Something written in the 80s. My, how time has flown…

The Question is Never

 

The Question is Never

Who will lock the door
or leap in front of the jacketed

bullet. Nor is it four words
born in lust and camouflaged

with piety. No one cares
if you blink or continue

breathing. No one knows
what you think. Nothing

matters. Not the pen
in her hand or your finger

on the trigger. Not the crying
and the dead and the stains

in the hallway, the man
in the street hiding behind

himself. The question
is no question, but an answer

struggling to emerge. Never
formed, never truly complete.

 

“The Question is Never” first appeared on Vox Populi in June 2018.

 

 

 

After Reading That Dogs Relieve Themselves in Alignment with the Earth’s Magnetic Field, I Observe and Take Notes

  

 

After Reading That Dogs Relieve Themselves in Alignment with the Earth’s Magnetic Field, I Observe and Take Notes

Perhaps Ozymandias is an anomaly. He shows no
preference for the north-south axis while pooping,
and may hedge his bets slightly to the east when
urinating, especially at twilight. Clara the miniature
Schnauzer, ever Germanic in her manner, preferred
true north, always, while blind, deaf, humpbacked
Maury pointed his rear right leg forward, to the south.
Jackboy the cattledog was an omnidirectional reliever,
as is the Chihuahua, Apollonia, although she twists and
snaps at blinking fireflies in mid-squat, never connecting
with the dancing, lighted beetles. I do not recall the
bulldog’s habits, but Scotch trended towards the untidy
in all else, and expended as little energy as possible,
often leaning against the house while peeing on it. I
cannot say which direction my next scientific inquiry
will take, but I will, as always, follow the dogs’ lead.

 

 

This poem last appeared here in December 2017, and was written during the August 2016 Tupelo Press 30-30 Challenge.
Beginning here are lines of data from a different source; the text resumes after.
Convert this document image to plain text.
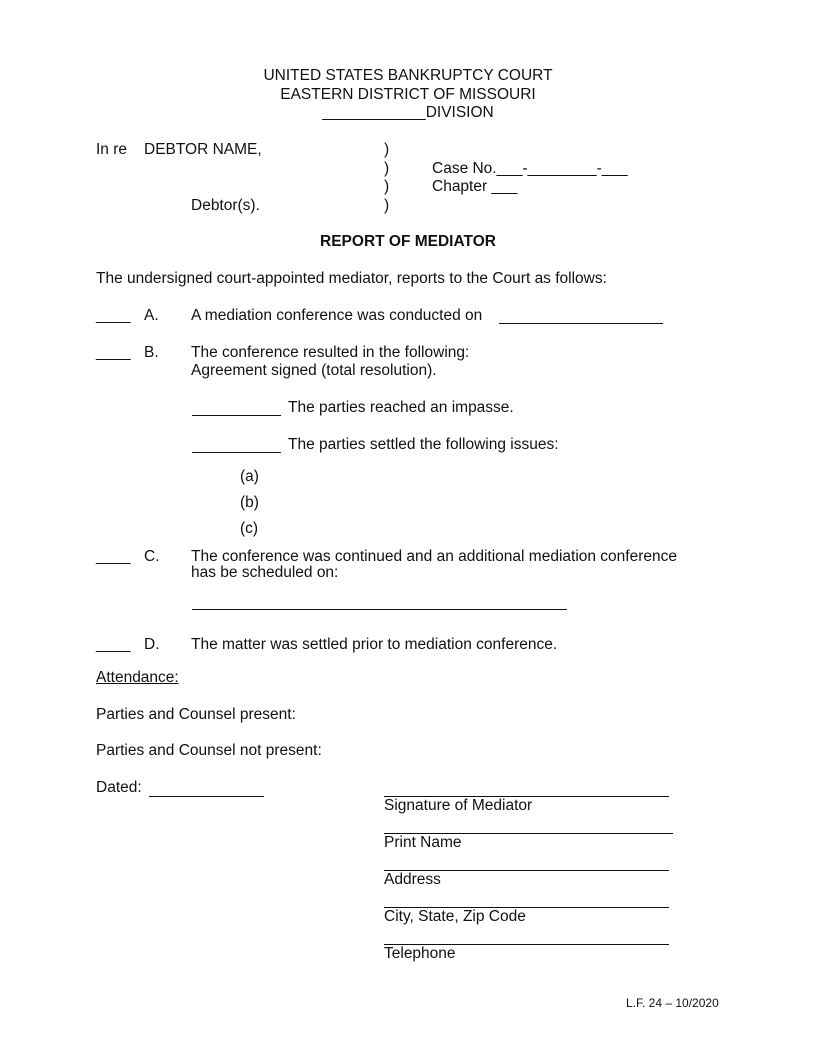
UNITED STATES BANKRUPTCY COURT
EASTERN DISTRICT OF MISSOURI
____________DIVISION
In re DEBTOR NAME,
Debtor(s).
)
)
)
)
Case No.___-________-___
Chapter ___
REPORT OF MEDIATOR
The undersigned court-appointed mediator, reports to the Court as follows:
____ A. A mediation conference was conducted on
____ B. The conference resulted in the following:
Agreement signed (total resolution).
The parties reached an impasse.
The parties settled the following issues:
(a)
(b)
(c)
____ C. The conference was continued and an additional mediation conference
has be scheduled on:
____ D. The matter was settled prior to mediation conference.
Attendance:
Parties and Counsel present:
Parties and Counsel not present:
Dated:
Signature of Mediator
Print Name
Address
City, State, Zip Code
Telephone
L.F. 24 – 10/2020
Many thanks to Susan Nefzger for sponsoring the poem. She is NOT to blame for the title or the contents of the poem…

 

 

Waiting for the Shakuhachi, I Practice with What I Have

 

Waiting for the Shakuhachi, I Practice with What I Have

The tone feels round on shorter bottles,
which more closely resemble my shape.
Longnecks pitch lower, while the emptied
pinot requires more controlled air flow.
My grooved fingers fumble in their
search for meaning. I know this silence,
but that one requires more study.

Cool air stumbles in
through the trees.
Ah, autumn’s return.

 

This first appeared on The Zen SpaceThank you, Marie Marshall, for publishing my work!

 

Scarecrow Takes a Holiday

 

Scarecrow Takes a Holiday

Having neither organs nor neural impulses,
I no longer ask why or how I hear and smell,
taste and see, feel. This morning I woke
to magpie song and onion breeze, in
a body not mine, yet mine, at peace
on Jeju Island, far from my crows, yet
still among friends singing the same
language. I know this: home lives
within, and no matter where we travel,
it rides with us. Like the man who
spoke to me, bald, bearded, a pale
foreigner in this land, comfortable
here, at home. He listened for my reply,
but unfortunately I’d not been given
a mouth, and my words dropped to the
ground and were rolled away by
beetles before he noticed them.
Perhaps I should have written a note,
but he wished to gamble and how
could I refuse? I am hollow, but not
empty, whole, yet not complete,
away but here. He took a coin
from his pocket, flipped it. I saw…

 

A response to Daniel Paul Marshall’s “Scarecrow Travels (after Robert Okaji)”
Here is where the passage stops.